The Effects of Defensive Posture
The posture factors are difficult to analyze, since they alone do not portray the advantages of defensive position. Such effects are also included in terrain factors.
It seems that the numerical values for these factors were assigned on the basis of professional judgement. However, when the QJM was developed, it seems that the developers did not assume the German CEV superiority. Rather, the German CEV superiority seems to have been discovered later. It is possible that the professional judgement was about as wrong on the issue of posture effects as they were on CEV. Since the British and American forces were predominantly on the offensive, while the Germans mainly defended themselves, a German CEV superiority may, at least partly, be hidden in two high effects for defensive posture.
When using corrected input data on the 20 situations in Italy September-October 1943, there is a tendency that the German CEV is higher when they attack. Such a tendency is also discernible in the engagements presented in Hitler’s Last Gamble. Appendix H, even though the number of engagements in the latter case is very small.
As it stands now this is not really more than a hypothesis, since it will take an analysis of a greater number of engagements to confirm it. However, if such an analysis is done, it must be done using several sets of data. German and Allied attacks must be analyzed separately, and preferably the data would be separated further into sets for each relevant terrain type. Since the effects of the defensive posture are intertwined with terrain factors, it is very much possible that the factors may be correct for certain terrain types, while they are wrong for others. It may also be that the factors can be different for various opponents (due to differences in training, doctrine, etc.). It is also possible that the factors are different if the forces are predominantly composed of armor units or mainly of infantry.
One further problem with the effects of defensive position is that it is probably strongly affected by the density of forces. It is likely that the main effect of the density of forces is the inability to use effectively all the forces involved. Thus it may be that this factor will not influence the outcome except when the density is comparatively high. However, what can be regarded as “high” is probably much dependent on terrain, road net quality, and the cross-country mobility of the forces.
Conclusions
While the TNDM has been criticized here, it is also fitting to praise the model. The very fact that it can be criticized in this way is a testimony to its openness. In a sense a model is also a theory, and to use Popperian terminology, the TNDM is also very testable.

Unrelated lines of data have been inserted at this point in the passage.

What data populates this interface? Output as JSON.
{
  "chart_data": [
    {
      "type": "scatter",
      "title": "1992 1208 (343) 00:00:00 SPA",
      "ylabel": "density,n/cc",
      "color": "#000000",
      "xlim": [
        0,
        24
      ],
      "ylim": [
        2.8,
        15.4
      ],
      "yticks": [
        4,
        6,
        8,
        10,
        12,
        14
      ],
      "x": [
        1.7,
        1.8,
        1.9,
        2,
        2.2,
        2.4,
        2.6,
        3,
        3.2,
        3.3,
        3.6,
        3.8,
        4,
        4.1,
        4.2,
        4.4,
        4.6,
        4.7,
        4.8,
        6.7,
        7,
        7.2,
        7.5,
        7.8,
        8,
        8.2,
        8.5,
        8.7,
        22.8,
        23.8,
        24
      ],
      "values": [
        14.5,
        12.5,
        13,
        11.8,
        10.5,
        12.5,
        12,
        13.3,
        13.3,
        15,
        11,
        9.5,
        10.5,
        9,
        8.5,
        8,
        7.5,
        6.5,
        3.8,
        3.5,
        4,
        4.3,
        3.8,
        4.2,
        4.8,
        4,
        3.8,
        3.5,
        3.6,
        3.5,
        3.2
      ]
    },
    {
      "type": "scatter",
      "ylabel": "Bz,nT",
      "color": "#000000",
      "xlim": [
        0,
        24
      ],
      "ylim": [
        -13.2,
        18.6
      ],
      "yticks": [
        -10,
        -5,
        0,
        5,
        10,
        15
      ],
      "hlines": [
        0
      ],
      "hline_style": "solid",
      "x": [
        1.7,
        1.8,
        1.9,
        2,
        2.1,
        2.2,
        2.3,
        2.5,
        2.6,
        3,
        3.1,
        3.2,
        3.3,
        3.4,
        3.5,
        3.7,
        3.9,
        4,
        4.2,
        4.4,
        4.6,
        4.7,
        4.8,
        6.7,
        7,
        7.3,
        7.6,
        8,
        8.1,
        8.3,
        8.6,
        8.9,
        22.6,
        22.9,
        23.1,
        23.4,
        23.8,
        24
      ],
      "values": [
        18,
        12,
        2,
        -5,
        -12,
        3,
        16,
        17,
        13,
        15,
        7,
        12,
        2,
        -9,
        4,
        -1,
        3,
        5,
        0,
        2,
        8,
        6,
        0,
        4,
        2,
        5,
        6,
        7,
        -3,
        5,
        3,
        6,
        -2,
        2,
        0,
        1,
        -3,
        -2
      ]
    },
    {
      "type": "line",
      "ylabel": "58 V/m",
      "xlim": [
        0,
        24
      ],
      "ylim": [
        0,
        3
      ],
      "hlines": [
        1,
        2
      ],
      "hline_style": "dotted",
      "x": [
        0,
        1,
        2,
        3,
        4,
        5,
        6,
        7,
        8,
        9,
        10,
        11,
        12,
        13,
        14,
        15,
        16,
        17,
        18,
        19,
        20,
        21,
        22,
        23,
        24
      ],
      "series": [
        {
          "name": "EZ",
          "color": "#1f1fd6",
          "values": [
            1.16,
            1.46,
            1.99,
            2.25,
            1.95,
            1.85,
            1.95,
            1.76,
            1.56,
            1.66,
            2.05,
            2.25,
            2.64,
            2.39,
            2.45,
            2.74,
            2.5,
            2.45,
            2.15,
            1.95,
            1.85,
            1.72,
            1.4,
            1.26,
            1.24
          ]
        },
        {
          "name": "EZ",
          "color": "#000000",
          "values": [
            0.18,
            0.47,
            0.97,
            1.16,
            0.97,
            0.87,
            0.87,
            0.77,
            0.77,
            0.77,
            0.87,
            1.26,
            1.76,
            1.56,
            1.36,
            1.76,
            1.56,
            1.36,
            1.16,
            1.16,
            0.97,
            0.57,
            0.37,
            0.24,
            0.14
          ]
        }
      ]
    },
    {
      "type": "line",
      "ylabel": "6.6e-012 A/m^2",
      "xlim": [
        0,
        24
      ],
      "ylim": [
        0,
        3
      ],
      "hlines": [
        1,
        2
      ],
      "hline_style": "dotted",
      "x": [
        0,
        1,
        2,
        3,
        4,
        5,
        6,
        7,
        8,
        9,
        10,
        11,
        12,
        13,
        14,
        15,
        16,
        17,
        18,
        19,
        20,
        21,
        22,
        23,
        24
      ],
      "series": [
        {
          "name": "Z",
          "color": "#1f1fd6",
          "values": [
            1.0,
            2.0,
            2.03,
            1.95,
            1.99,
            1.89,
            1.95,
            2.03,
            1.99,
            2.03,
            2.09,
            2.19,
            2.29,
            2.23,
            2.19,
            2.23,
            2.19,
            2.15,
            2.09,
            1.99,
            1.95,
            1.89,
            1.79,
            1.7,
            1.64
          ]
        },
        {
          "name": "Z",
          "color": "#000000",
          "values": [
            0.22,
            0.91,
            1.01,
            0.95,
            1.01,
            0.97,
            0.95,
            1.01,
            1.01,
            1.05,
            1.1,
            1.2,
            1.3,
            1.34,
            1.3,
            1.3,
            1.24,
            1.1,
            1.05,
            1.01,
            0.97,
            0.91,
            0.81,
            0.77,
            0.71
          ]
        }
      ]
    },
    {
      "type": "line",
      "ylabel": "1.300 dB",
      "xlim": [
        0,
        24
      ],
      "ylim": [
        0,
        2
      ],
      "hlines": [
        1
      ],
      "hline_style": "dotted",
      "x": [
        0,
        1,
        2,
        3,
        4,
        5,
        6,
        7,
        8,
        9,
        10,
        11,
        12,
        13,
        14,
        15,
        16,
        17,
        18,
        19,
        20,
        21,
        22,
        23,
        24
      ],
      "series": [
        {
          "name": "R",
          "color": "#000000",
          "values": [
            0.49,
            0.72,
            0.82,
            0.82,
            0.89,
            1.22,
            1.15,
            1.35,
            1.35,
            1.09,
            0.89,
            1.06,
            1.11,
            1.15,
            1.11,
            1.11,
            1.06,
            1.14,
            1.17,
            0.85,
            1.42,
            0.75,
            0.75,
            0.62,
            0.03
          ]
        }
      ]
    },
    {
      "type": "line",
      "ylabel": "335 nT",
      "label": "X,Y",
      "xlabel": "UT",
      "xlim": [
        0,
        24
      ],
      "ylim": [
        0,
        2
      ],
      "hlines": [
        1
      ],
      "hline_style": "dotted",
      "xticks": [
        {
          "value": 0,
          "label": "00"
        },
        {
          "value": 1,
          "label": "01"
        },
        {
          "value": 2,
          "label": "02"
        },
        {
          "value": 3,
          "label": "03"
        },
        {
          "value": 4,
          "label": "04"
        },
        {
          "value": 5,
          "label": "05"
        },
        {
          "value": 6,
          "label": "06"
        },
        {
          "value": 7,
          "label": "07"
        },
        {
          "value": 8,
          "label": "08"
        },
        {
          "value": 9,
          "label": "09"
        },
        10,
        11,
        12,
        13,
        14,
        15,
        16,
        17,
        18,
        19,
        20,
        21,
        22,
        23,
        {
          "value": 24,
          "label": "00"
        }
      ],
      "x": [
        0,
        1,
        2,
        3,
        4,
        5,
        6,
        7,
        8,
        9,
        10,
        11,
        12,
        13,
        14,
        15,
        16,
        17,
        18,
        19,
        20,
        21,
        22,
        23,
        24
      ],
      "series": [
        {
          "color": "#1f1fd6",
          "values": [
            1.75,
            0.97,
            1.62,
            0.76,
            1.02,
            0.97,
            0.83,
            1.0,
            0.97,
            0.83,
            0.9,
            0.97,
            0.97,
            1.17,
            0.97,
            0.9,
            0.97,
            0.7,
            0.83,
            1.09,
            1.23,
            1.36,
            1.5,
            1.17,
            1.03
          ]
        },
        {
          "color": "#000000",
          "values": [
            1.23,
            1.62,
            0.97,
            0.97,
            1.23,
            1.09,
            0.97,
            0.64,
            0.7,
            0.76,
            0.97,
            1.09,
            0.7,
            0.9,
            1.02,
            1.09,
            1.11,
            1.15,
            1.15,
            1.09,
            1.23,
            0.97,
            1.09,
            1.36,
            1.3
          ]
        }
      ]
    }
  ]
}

It should also be emphasized that the greatest errors are probably those in the database. As previously stated, I can only conclude safely that the data on the engagements in Italy in 1943 are wrong; later engagements have not yet been checked against archival documents. Overall the errors do not represent a dramatic change in the CEV values. Rather, the Germans seem to have (in Italy 1943) a superiority on the order of 1.4-1.5, compared to an original figure of 1.2-1.3.
During September and October 1943, almost all the German divisions in southern Italy were mechanized or parachute divisions. This may have contributed to a higher German CEV. Thus it is not certain that the conclusions arrived at here are valid for German forces in general, even though this factor should not be exaggerated, since many of the German divisions in Italy were either newly raised (e.g., 26th Panzer Division) or rebuilt after the Stalingrad disaster (16th Panzer Division plus 3rd and 29th Panzergrenadier Divisions) or the Tunisian debacle (15th Panzergrenadier Division).